Pemeran Utama

479 55 6
                                    


(Yunus Deng)

Koko menjelaskan perhitungannya dengan bersemangat. Burhan meninggalkan kami berdua untuk berdiskusi dengan leluasa.

"Bo pan fat liau." *32) katanya. Aku menunduk lemas. Ia berniat menjual tanah perusahaan di Malaysia. Tanah yang aku cari berbulan-bulan dan kubeli dengan tawar-menawar yang berlangsung dengan liat. Tanah itu adalah tumpuan harapan kami. Kondisi bisnis Indonesia yang tidak menunjang membuat kami berencana untuk pindah. Kami tabung uang sedikit demi sedikit, tidak jarang dengan mengorbankan yang lain-lain. Kami hanya membeli mobil, truk, dan mesin bekas. Walau sebenarnya ini merugikan kami sendiri. Mobil dan mesin yang sudah lama justru lebih rewel, sedikit-sedikit harus di-servis, lagi-lagi duit!
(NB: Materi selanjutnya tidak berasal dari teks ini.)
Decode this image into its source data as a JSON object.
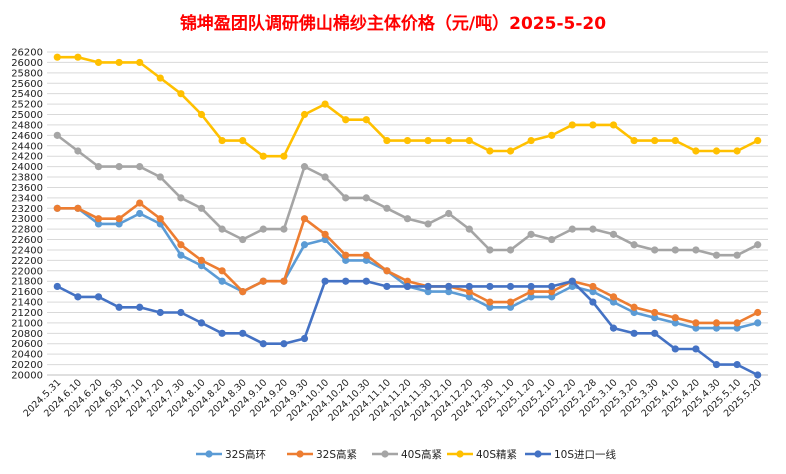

"Tapi kita mau dapat duit dari mana lagi?!" Koko membela keputusannya dengan gigih. Aku menghela nafas panjang.

"Ya..ya..aku tahu.." Aku masih butuh waktu untuk mencerna perhitungannya. Koko memang punya keahlian matematis yang tinggi. Dia tidak pernah menginjak bangku kuliah, tapi sejak kecil dia membantu Mama menghitung pemasukan dan pengeluaran rumah tangga.

Ide Koko adalah, mencairkan uang kami yang sekarang tertanam di Seberang Perai dalam bentuk tanah. Uang itu akan memberikan kami waktu yang cukup lama untuk tidak memusingkan gaji buruh lagi. Plan B, kalau tidak terjual dalam waktu cepat, terpaksa kami akan meminjam uang dari bank dan menjadikannya sebagai jaminan. Tentu saja ini skenario yang tidak diharapkan, karena bank akan menghargai tanah itu di bawah harga pasar. Tapi, di saat krisis seperti ini, siapa yang mau beli tanah seluas tiga hektar?

Dengan menaikkan gaji sebesar sepuluh persen dan membatasi jumlah THR yang diterima, secara keseluruhan, kami tetap akan mengalami pembengkakan ongkos produksi. Tapi setidaknya masih bisa ditoleransi, dengan spekulasi ekonomi global akan membaik, tentunya. Memang, selalu ada kemungkinan ekonomi tidak pernah akan pulih, dan malah menurun. Tapi kami kepepet. Untuk memikirkan hal-hal yang negatif pun tidak sempat!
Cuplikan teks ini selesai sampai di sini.